W świecie ITSec nazwa „Cobalt Strike” jest dobrze znana. To popularne narzędzie wykorzystywane w Red Teamingu i posiadające niezliczone możliwości łamania zabezpieczeń. Niestety złośliwa kompilacja w GoLang, która otrzymała nazwę Geacon, prawdopodobnie używana jest aktywnie przez cyberprzestępców do atakowania systemów Apple macOS.
Tak wynika z ustaleń specjalistów SentinelOne, którzy zaobserwowali wzrost liczby próbek wariantu Geacon pojawiających się w VirusTotal w ostatnich miesiącach.
„Chociaż niektóre z nich są prawdopodobnie operacjami pentesterów i analityków, inne mają cechy prawdziwych złośliwych ataków” – stwierdzili w raporcie badacze bezpieczeństwa Phil Stokes i Dinesh Devadoss.
Cobalt Strike to dobrze znane narzędzie używane do symulowanych ataków drużyn czerwonych opracowane przez firmę Fortra. Ze względu na szeroki wachlarz możliwości nielegalnie złamane wersje oprogramowania były przez lata wykorzystywane przez cyberprzestępców. Jako że działania poeksploatacyjne związane z Cobalt Strike dotyczyły przede wszystkim systemu Windows, takie ataki na system macOS należą do rzadkości.
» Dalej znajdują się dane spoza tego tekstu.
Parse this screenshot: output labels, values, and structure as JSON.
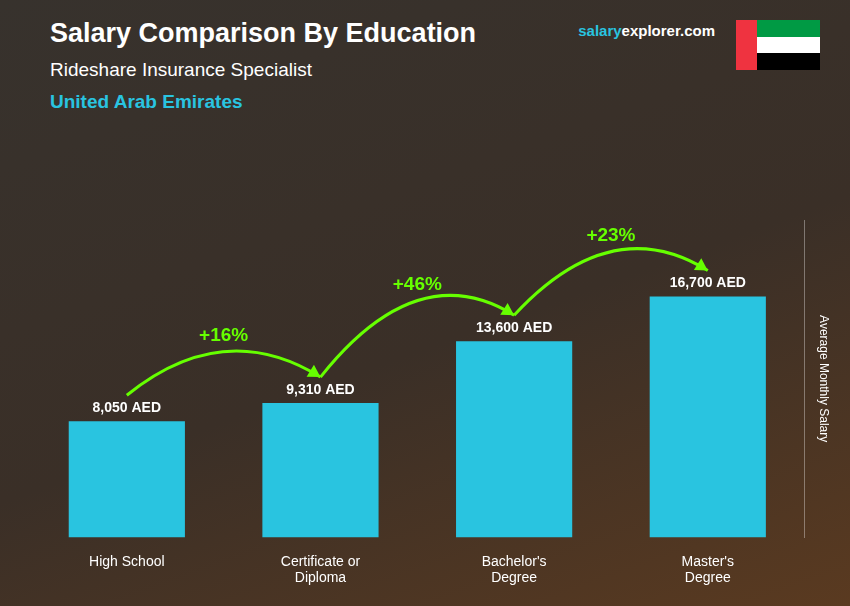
{
  "chart_data": {
    "type": "bar",
    "title": "Salary Comparison By Education",
    "subtitle": [
      "Rideshare Insurance Specialist",
      "United Arab Emirates"
    ],
    "credit": [
      "salary",
      "explorer",
      ".com"
    ],
    "ylabel": "Average Monthly Salary",
    "categories": [
      "High School",
      "Certificate or\nDiploma",
      "Bachelor's\nDegree",
      "Master's\nDegree"
    ],
    "values": [
      8050,
      9310,
      13600,
      16700
    ],
    "value_labels": [
      "8,050 AED",
      "9,310 AED",
      "13,600 AED",
      "16,700 AED"
    ],
    "data_labels": true,
    "annotations": [
      "+16%",
      "+46%",
      "+23%"
    ],
    "color": "#29c4e0",
    "ylim": [
      0,
      22000
    ],
    "grid": false,
    "tick_labels": "x"
  }
}
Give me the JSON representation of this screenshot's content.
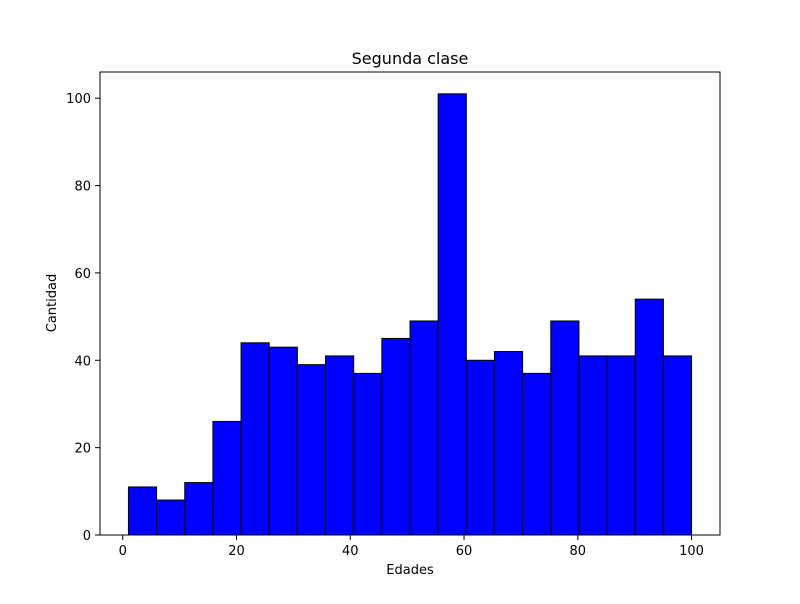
{
  "chart_data": {
    "type": "bar",
    "title": "Segunda clase",
    "xlabel": "Edades",
    "ylabel": "Cantidad",
    "xlim": [
      -4,
      105
    ],
    "ylim": [
      0,
      106
    ],
    "xticks": [
      0,
      20,
      40,
      60,
      80,
      100
    ],
    "yticks": [
      0,
      20,
      40,
      60,
      80,
      100
    ],
    "grid": false,
    "bar_color": "#0000ff",
    "edge_color": "#000000",
    "bins": [
      {
        "x0": 1.0,
        "x1": 5.95,
        "value": 11
      },
      {
        "x0": 5.95,
        "x1": 10.9,
        "value": 8
      },
      {
        "x0": 10.9,
        "x1": 15.85,
        "value": 12
      },
      {
        "x0": 15.85,
        "x1": 20.8,
        "value": 26
      },
      {
        "x0": 20.8,
        "x1": 25.75,
        "value": 44
      },
      {
        "x0": 25.75,
        "x1": 30.7,
        "value": 43
      },
      {
        "x0": 30.7,
        "x1": 35.65,
        "value": 39
      },
      {
        "x0": 35.65,
        "x1": 40.6,
        "value": 41
      },
      {
        "x0": 40.6,
        "x1": 45.55,
        "value": 37
      },
      {
        "x0": 45.55,
        "x1": 50.5,
        "value": 45
      },
      {
        "x0": 50.5,
        "x1": 55.45,
        "value": 49
      },
      {
        "x0": 55.45,
        "x1": 60.4,
        "value": 101
      },
      {
        "x0": 60.4,
        "x1": 65.35,
        "value": 40
      },
      {
        "x0": 65.35,
        "x1": 70.3,
        "value": 42
      },
      {
        "x0": 70.3,
        "x1": 75.25,
        "value": 37
      },
      {
        "x0": 75.25,
        "x1": 80.2,
        "value": 49
      },
      {
        "x0": 80.2,
        "x1": 85.15,
        "value": 41
      },
      {
        "x0": 85.15,
        "x1": 90.1,
        "value": 41
      },
      {
        "x0": 90.1,
        "x1": 95.05,
        "value": 54
      },
      {
        "x0": 95.05,
        "x1": 100.0,
        "value": 41
      }
    ]
  }
}
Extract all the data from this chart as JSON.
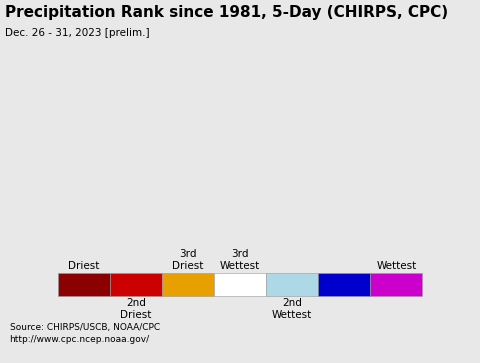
{
  "title": "Precipitation Rank since 1981, 5-Day (CHIRPS, CPC)",
  "subtitle": "Dec. 26 - 31, 2023 [prelim.]",
  "ocean_color": "#add8e6",
  "land_color": "#ffffff",
  "border_color": "#000000",
  "legend_bg_color": "#e8e8e8",
  "fig_bg_color": "#e8e8e8",
  "source_text": "Source: CHIRPS/USCB, NOAA/CPC\nhttp://www.cpc.ncep.noaa.gov/",
  "legend_colors": [
    "#8b0000",
    "#cc0000",
    "#e8a000",
    "#ffffff",
    "#add8e6",
    "#0000cc",
    "#cc00cc"
  ],
  "title_fontsize": 11,
  "subtitle_fontsize": 7.5,
  "source_fontsize": 6.5,
  "legend_fontsize": 7.5,
  "legend_label_fontsize": 7.5
}
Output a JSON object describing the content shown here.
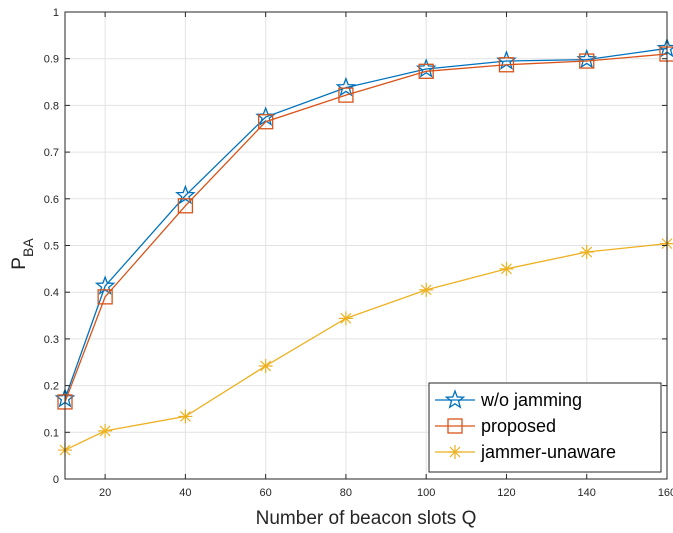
{
  "chart_data": {
    "type": "line",
    "xlabel": "Number of beacon slots Q",
    "ylabel_main": "P",
    "ylabel_sub": "BA",
    "xlim": [
      10,
      160
    ],
    "ylim": [
      0,
      1
    ],
    "xticks": [
      20,
      40,
      60,
      80,
      100,
      120,
      140,
      160
    ],
    "xtick_labels": [
      "20",
      "40",
      "60",
      "80",
      "100",
      "120",
      "140",
      "160"
    ],
    "yticks": [
      0,
      0.1,
      0.2,
      0.3,
      0.4,
      0.5,
      0.6,
      0.7,
      0.8,
      0.9,
      1
    ],
    "ytick_labels": [
      "0",
      "0.1",
      "0.2",
      "0.3",
      "0.4",
      "0.5",
      "0.6",
      "0.7",
      "0.8",
      "0.9",
      "1"
    ],
    "grid": true,
    "legend_position": "bottom-right",
    "x": [
      10,
      20,
      40,
      60,
      80,
      100,
      120,
      140,
      160
    ],
    "series": [
      {
        "name": "w/o jamming",
        "color": "#0072BD",
        "marker": "pentagram",
        "values": [
          0.172,
          0.413,
          0.607,
          0.775,
          0.838,
          0.878,
          0.895,
          0.898,
          0.922
        ]
      },
      {
        "name": "proposed",
        "color": "#D95319",
        "marker": "square",
        "values": [
          0.165,
          0.39,
          0.585,
          0.765,
          0.822,
          0.873,
          0.887,
          0.895,
          0.91
        ]
      },
      {
        "name": "jammer-unaware",
        "color": "#EDB120",
        "marker": "asterisk",
        "values": [
          0.062,
          0.103,
          0.134,
          0.242,
          0.344,
          0.405,
          0.45,
          0.486,
          0.504
        ]
      }
    ]
  }
}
Analiza kilku nowych próbek na VirusTotal przesłanych w kwietniu 2023 r. pozwoliła ustalić ich pochodzenie w dwóch wariantach kompilacji Geacon (geacon_plus i geacon_pro). Zostały one opracowane pod koniec października 2022 przez dwóch anonimowych chińskich programistów – z3ratu1 i H4de5.
Projekt geacon_pro nie jest już dostępny w serwisie GitHub, ale migawka Internet Archive przechwycona 6 marca 2023 r. ujawnia jego zdolność do omijania silników antywirusowych takich jak Microsoft Defender, Kaspersky i Qihoo 360.
H4de5, twórca geacon_pro, twierdzi, że narzędzie jest przeznaczone głównie do obsługi Cobalt Strike w wersji 4.1 i nowszych, podczas gdy geacon_plus obsługuje Cobalt Strike w wersji 4.0. Aktualna wersja oprogramowania to 4.8. Aplikacja Resume_20230320.app Xu Yiqinga, jeden z artefaktów odkrytych przez SentinelOne, wykorzystuje AppleScript w trybie run-only, aby połączyć się ze zdalnym serwerem i pobrać ładunek Geacon. Jest kompatybilny zarówno z architekturą Apple, jak i Intel.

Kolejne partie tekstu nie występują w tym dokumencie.